Ghostpoet: Dark Days and Canapés

Ghostpoet: Dark Days and Canapés

Dark Days and Canapés has a way of sounding monotonous.

Ghostpoet: Dark Days and Canapés

2.75 / 5

There’s a long tradition of downtempo British music which appeals to those who love electronica and pop influences. From Tricky’s earliest recordings to the enormous Massive Attack, the combination of chilled out music and slightly south of normal approaches to production has made for some of the freshest music of the last couple of decades. Obaro Ejimiwe’s Ghostpoet has continued that tradition with a series of records which see him make gentle idea suggestions into a microphone over a combination of trip-hop beats, atmospheric sounds and jazz influences.

While his records are definitely innovative, his approach to performance on his latest record Dark Days and Canapés has a way of sounding monotonous. The inflections of his speech do not change in any way from the beginning of the record to the end. He simply speaks the lines, inflecting with an oddly unstable fluctuation at the end which sounds more like a pubescent boy discovering his changing voice than a deliberate attempt to sound cool or accessible.

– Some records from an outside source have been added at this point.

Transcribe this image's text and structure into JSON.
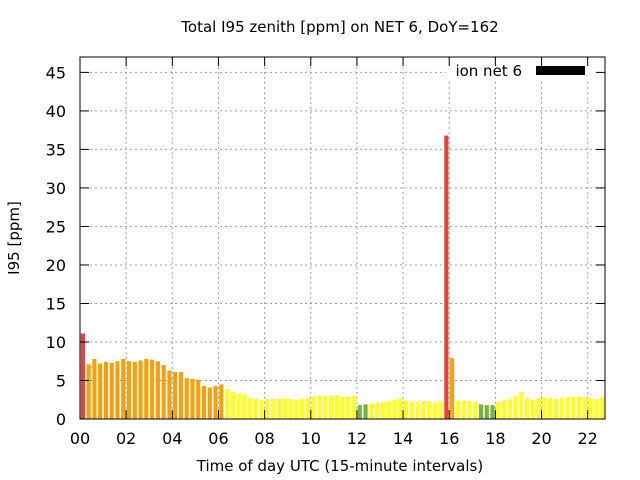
{
  "chart_data": {
    "type": "bar",
    "title": "Total I95 zenith [ppm] on NET 6, DoY=162",
    "xlabel": "Time of day UTC (15-minute intervals)",
    "ylabel": "I95 [ppm]",
    "ylim": [
      0,
      47
    ],
    "xlim": [
      0,
      22.75
    ],
    "yticks": [
      "0",
      "5",
      "10",
      "15",
      "20",
      "25",
      "30",
      "35",
      "40",
      "45"
    ],
    "xticks": [
      "00",
      "02",
      "04",
      "06",
      "08",
      "10",
      "12",
      "14",
      "16",
      "18",
      "20",
      "22"
    ],
    "grid": true,
    "legend": {
      "label": "ion net 6",
      "position": "top-right",
      "swatch_color": "#000000"
    },
    "colors": {
      "red": "#e8403c",
      "orange": "#f5a00f",
      "yellow": "#ffff1e",
      "green": "#78b43c"
    },
    "bin_width_hours": 0.25,
    "values": [
      11.1,
      7.1,
      7.8,
      7.2,
      7.4,
      7.3,
      7.5,
      7.8,
      7.5,
      7.4,
      7.6,
      7.8,
      7.7,
      7.5,
      7.0,
      6.3,
      6.1,
      6.1,
      5.3,
      5.2,
      5.1,
      4.3,
      4.1,
      4.3,
      4.5,
      3.9,
      3.5,
      3.3,
      3.2,
      2.8,
      2.6,
      2.5,
      2.6,
      2.6,
      2.6,
      2.7,
      2.6,
      2.5,
      2.6,
      2.7,
      2.9,
      3.1,
      3.0,
      3.0,
      3.1,
      2.9,
      2.9,
      3.0,
      1.8,
      1.9,
      2.0,
      2.1,
      2.2,
      2.3,
      2.5,
      2.7,
      2.4,
      2.3,
      2.2,
      2.3,
      2.3,
      2.1,
      2.3,
      36.8,
      7.9,
      2.4,
      2.4,
      2.3,
      2.2,
      1.9,
      1.8,
      1.8,
      2.2,
      2.4,
      2.6,
      3.0,
      3.5,
      2.7,
      2.5,
      2.7,
      2.8,
      2.7,
      2.6,
      2.8,
      2.8,
      2.9,
      2.9,
      2.8,
      2.7,
      2.6,
      2.8
    ],
    "bar_colors": [
      "red",
      "orange",
      "orange",
      "orange",
      "orange",
      "orange",
      "orange",
      "orange",
      "orange",
      "orange",
      "orange",
      "orange",
      "orange",
      "orange",
      "orange",
      "orange",
      "orange",
      "orange",
      "orange",
      "orange",
      "orange",
      "orange",
      "orange",
      "orange",
      "orange",
      "yellow",
      "yellow",
      "yellow",
      "yellow",
      "yellow",
      "yellow",
      "yellow",
      "yellow",
      "yellow",
      "yellow",
      "yellow",
      "yellow",
      "yellow",
      "yellow",
      "yellow",
      "yellow",
      "yellow",
      "yellow",
      "yellow",
      "yellow",
      "yellow",
      "yellow",
      "yellow",
      "green",
      "green",
      "yellow",
      "yellow",
      "yellow",
      "yellow",
      "yellow",
      "yellow",
      "yellow",
      "yellow",
      "yellow",
      "yellow",
      "yellow",
      "yellow",
      "yellow",
      "red",
      "orange",
      "yellow",
      "yellow",
      "yellow",
      "yellow",
      "green",
      "green",
      "green",
      "yellow",
      "yellow",
      "yellow",
      "yellow",
      "yellow",
      "yellow",
      "yellow",
      "yellow",
      "yellow",
      "yellow",
      "yellow",
      "yellow",
      "yellow",
      "yellow",
      "yellow",
      "yellow",
      "yellow",
      "yellow",
      "yellow"
    ]
  }
}
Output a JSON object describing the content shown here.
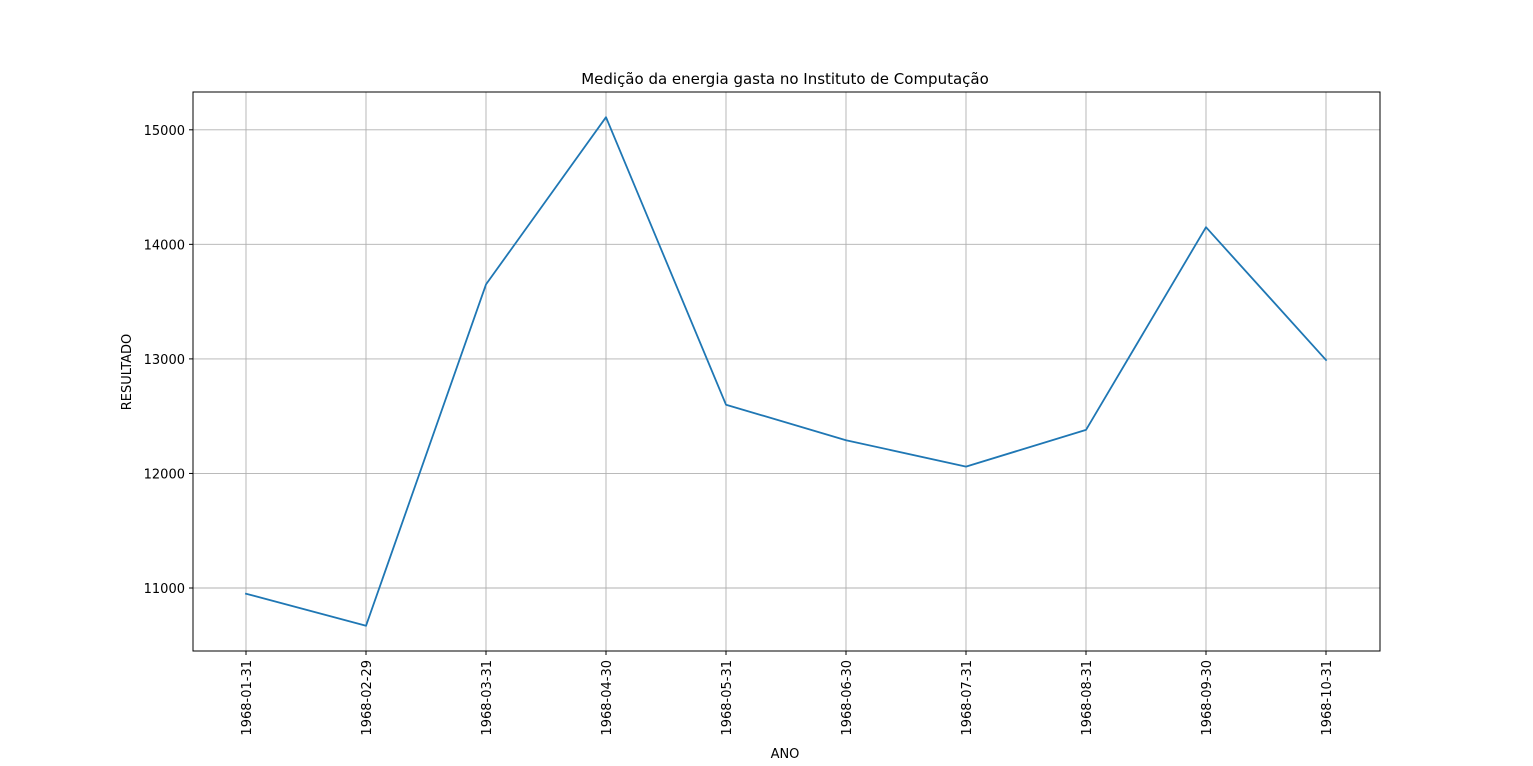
{
  "chart_data": {
    "type": "line",
    "title": "Medição da energia gasta no Instituto de Computação",
    "xlabel": "ANO",
    "ylabel": "RESULTADO",
    "x": [
      "1968-01-31",
      "1968-02-29",
      "1968-03-31",
      "1968-04-30",
      "1968-05-31",
      "1968-06-30",
      "1968-07-31",
      "1968-08-31",
      "1968-09-30",
      "1968-10-31"
    ],
    "series": [
      {
        "values": [
          10950,
          10670,
          13650,
          15110,
          12600,
          12290,
          12060,
          12380,
          14150,
          12990
        ],
        "color": "#1f77b4"
      }
    ],
    "yticks": [
      "11000",
      "12000",
      "13000",
      "14000",
      "15000"
    ],
    "ylim": [
      10450,
      15330
    ],
    "grid": true,
    "x_tick_rotation": "vertical"
  }
}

The strength of Ghostpoet is in the music production. As an instrumental record, Dark Days and Canapés would really impress the same people who love Bonobo or DJ Shadow. Indeed there’s a very Ninja Tune element to the whole record. But again where it falls short is introducing the same vocal pattern in every track. It could best be described as a sort of artistic self-indulgence where Ejimiwe remixes the same song twelve times with marginally different but equally mundane samples and patterns. One exception is “Live>Leave,” which stands out as one track that boasts a little more musicality than the intro opener “One More Sip.”

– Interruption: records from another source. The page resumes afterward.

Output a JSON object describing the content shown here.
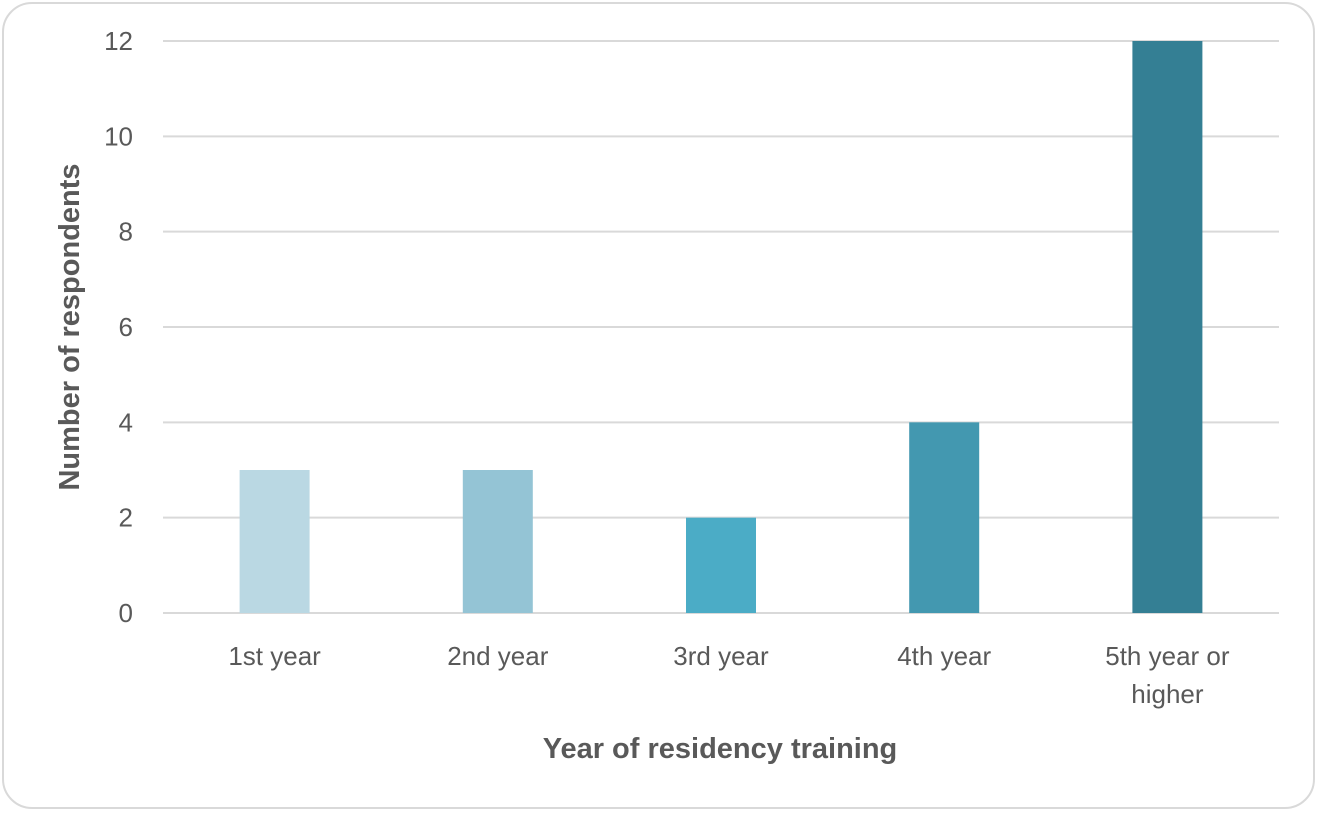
{
  "chart_data": {
    "type": "bar",
    "title": "",
    "xlabel": "Year of residency training",
    "ylabel": "Number of respondents",
    "categories": [
      [
        "1st year"
      ],
      [
        "2nd year"
      ],
      [
        "3rd year"
      ],
      [
        "4th year"
      ],
      [
        "5th year or",
        "higher"
      ]
    ],
    "values": [
      3,
      3,
      2,
      4,
      12
    ],
    "bar_colors": [
      "#bad8e3",
      "#94c4d5",
      "#4bacc6",
      "#4398b0",
      "#347f94"
    ],
    "ylim": [
      0,
      12
    ],
    "yticks": [
      0,
      2,
      4,
      6,
      8,
      10,
      12
    ],
    "grid": true,
    "legend": "none"
  }
}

It’s hard to know what to call this music other than to say that it’s dinner music for a party in which everyone has already given up hope. Perhaps at an end-of-the-world scenario, a track like “Karoshi” would inspire someone to dance around the room but I doubt it. It’s far more likely that the record is played at their funeral. There is some really interesting mounting drum patterns and it’s easy to see why the guy is taken seriously as a musician. But it must be stated that even though “Blind as a Bat…” is a beautifully sampled track, there aren’t enough martinis in the world to draw in the crowd. The jazz pianos in the latter half of the track are a distraction upon a distraction. “Woe is Meee” again features top-notch music production with a wobbly baseline and a sort of knocking percussion which can be heard from that locked basement you’re repeatedly told not to go into in the dark.

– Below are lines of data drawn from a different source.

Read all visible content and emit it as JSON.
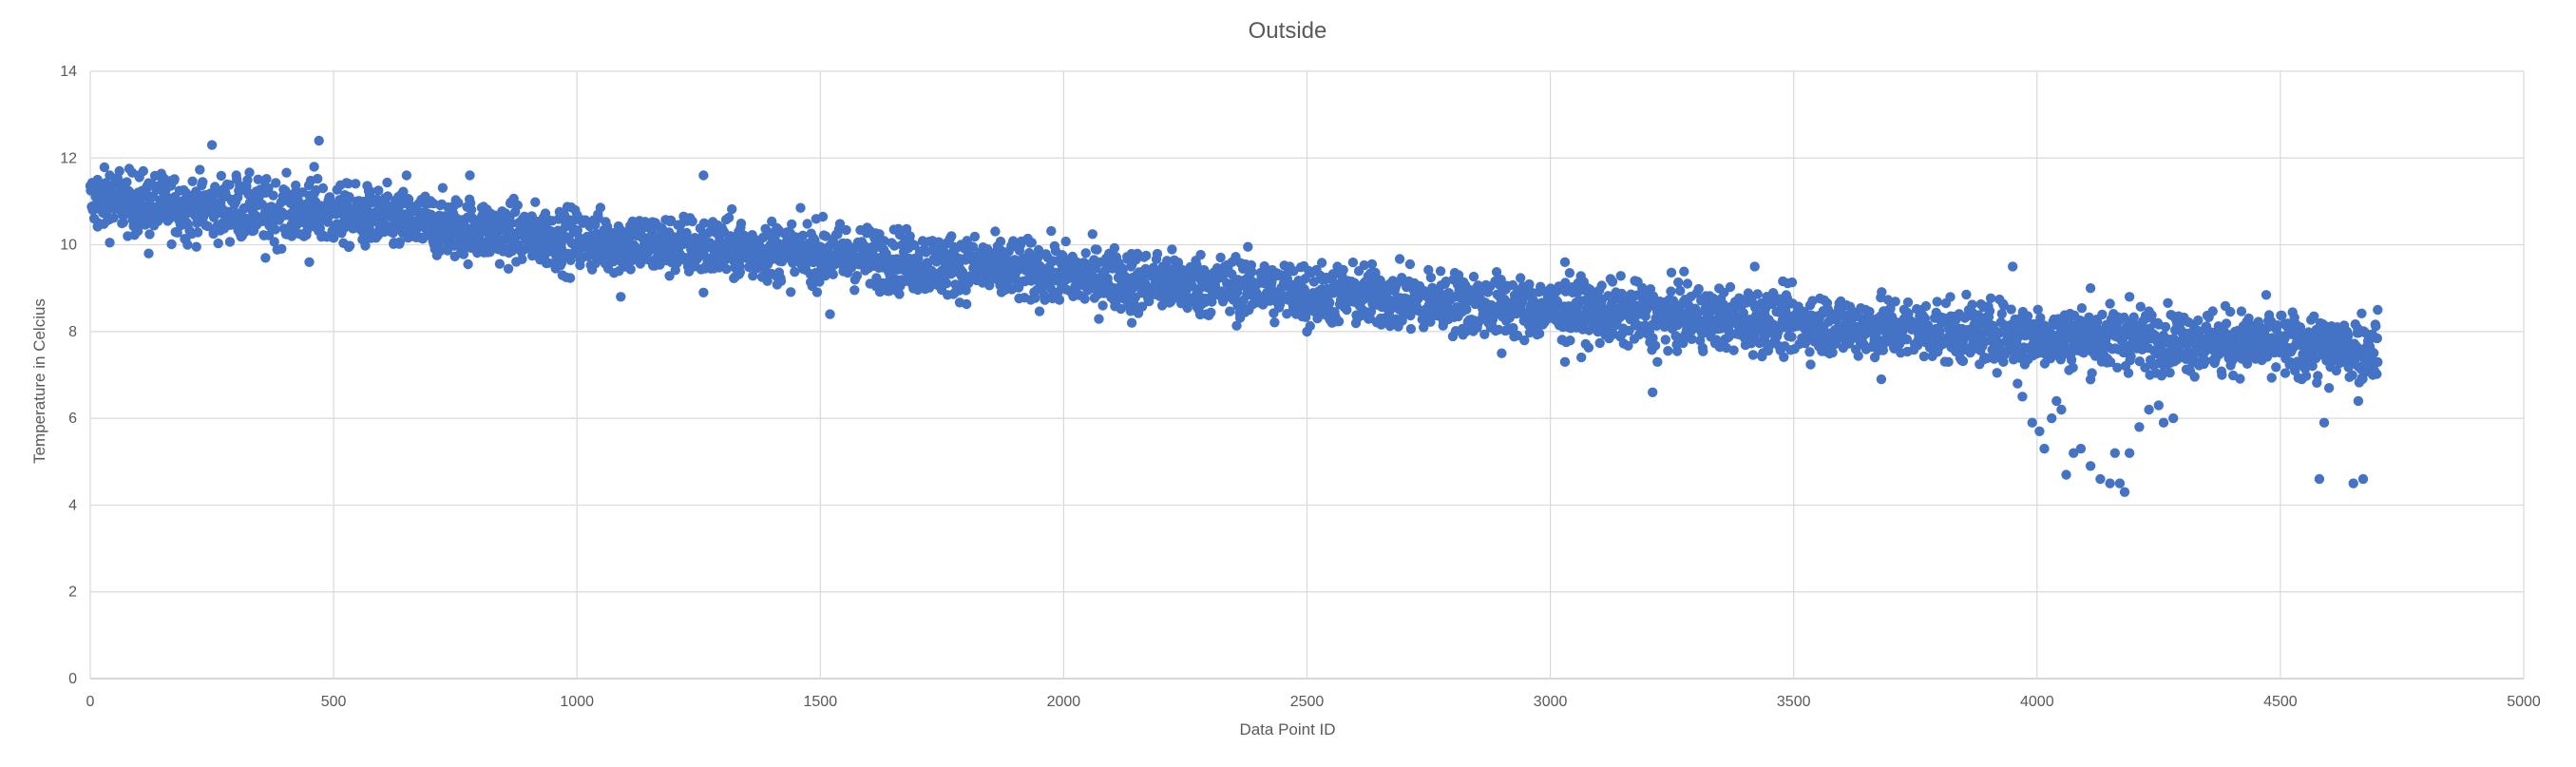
{
  "chart_data": {
    "type": "scatter",
    "title": "Outside",
    "xlabel": "Data Point ID",
    "ylabel": "Temperature in Celcius",
    "xlim": [
      0,
      5000
    ],
    "ylim": [
      0,
      14
    ],
    "xticks": [
      0,
      500,
      1000,
      1500,
      2000,
      2500,
      3000,
      3500,
      4000,
      4500,
      5000
    ],
    "yticks": [
      0,
      2,
      4,
      6,
      8,
      10,
      12,
      14
    ],
    "xtick_labels": [
      "0",
      "500",
      "1000",
      "1500",
      "2000",
      "2500",
      "3000",
      "3500",
      "4000",
      "4500",
      "5000"
    ],
    "ytick_labels": [
      "0",
      "2",
      "4",
      "6",
      "8",
      "10",
      "12",
      "14"
    ],
    "grid": true,
    "legend": "none",
    "marker_color": "#4472c4",
    "series": [
      {
        "trend": [
          [
            0,
            11.0
          ],
          [
            500,
            10.7
          ],
          [
            1000,
            10.1
          ],
          [
            1500,
            9.8
          ],
          [
            2000,
            9.3
          ],
          [
            2500,
            8.9
          ],
          [
            3000,
            8.5
          ],
          [
            3500,
            8.2
          ],
          [
            4000,
            7.9
          ],
          [
            4300,
            7.8
          ],
          [
            4700,
            7.6
          ]
        ],
        "spread": 0.35,
        "point_count": 4700,
        "outliers": [
          [
            15,
            11.5
          ],
          [
            40,
            11.6
          ],
          [
            60,
            11.7
          ],
          [
            100,
            11.6
          ],
          [
            250,
            12.3
          ],
          [
            470,
            12.4
          ],
          [
            460,
            11.8
          ],
          [
            300,
            11.6
          ],
          [
            780,
            11.6
          ],
          [
            650,
            11.6
          ],
          [
            120,
            9.8
          ],
          [
            200,
            10.0
          ],
          [
            360,
            9.7
          ],
          [
            450,
            9.6
          ],
          [
            1090,
            8.8
          ],
          [
            1260,
            11.6
          ],
          [
            1260,
            8.9
          ],
          [
            1520,
            8.4
          ],
          [
            2140,
            8.2
          ],
          [
            2500,
            8.0
          ],
          [
            2900,
            7.5
          ],
          [
            3030,
            7.3
          ],
          [
            3030,
            9.6
          ],
          [
            3210,
            6.6
          ],
          [
            3220,
            7.3
          ],
          [
            3420,
            9.5
          ],
          [
            3680,
            6.9
          ],
          [
            3950,
            9.5
          ],
          [
            3960,
            6.8
          ],
          [
            3970,
            6.5
          ],
          [
            3990,
            5.9
          ],
          [
            4005,
            5.7
          ],
          [
            4015,
            5.3
          ],
          [
            4030,
            6.0
          ],
          [
            4040,
            6.4
          ],
          [
            4050,
            6.2
          ],
          [
            4060,
            4.7
          ],
          [
            4075,
            5.2
          ],
          [
            4090,
            5.3
          ],
          [
            4110,
            4.9
          ],
          [
            4130,
            4.6
          ],
          [
            4150,
            4.5
          ],
          [
            4160,
            5.2
          ],
          [
            4170,
            4.5
          ],
          [
            4180,
            4.3
          ],
          [
            4190,
            5.2
          ],
          [
            4210,
            5.8
          ],
          [
            4230,
            6.2
          ],
          [
            4250,
            6.3
          ],
          [
            4260,
            5.9
          ],
          [
            4280,
            6.0
          ],
          [
            4110,
            9.0
          ],
          [
            4190,
            8.8
          ],
          [
            4380,
            7.0
          ],
          [
            4590,
            5.9
          ],
          [
            4600,
            6.7
          ],
          [
            4580,
            4.6
          ],
          [
            4650,
            4.5
          ],
          [
            4670,
            4.6
          ],
          [
            4660,
            6.4
          ],
          [
            4690,
            7.0
          ],
          [
            4700,
            8.5
          ]
        ]
      }
    ]
  }
}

Everyone’s got a singing style, of course, and Ejimiwe’s approach is less about a style imposed on a type of content than a consistent and measured repeat of the same pattern ad nauseam. “Immigrant Boogie” manages to sound more energetic than some of the other tracks but then you realize he’s singing about the displacement of refugees. There’s nothing inherently wrong with a depressing record but when every poem or story is delivered in the same spoken-word meets vocal-fry style, it becomes relentless. By the time you’ve reached the end of the album, the idea of rewinding it simply means rewinding to the start. No track is so good that it shines above the rest and in general the experience is blander than it is heartbreaking and more bleak than just boring. While it boasts great production value, there’s little here that could be singled out for repeat play on its own virtues.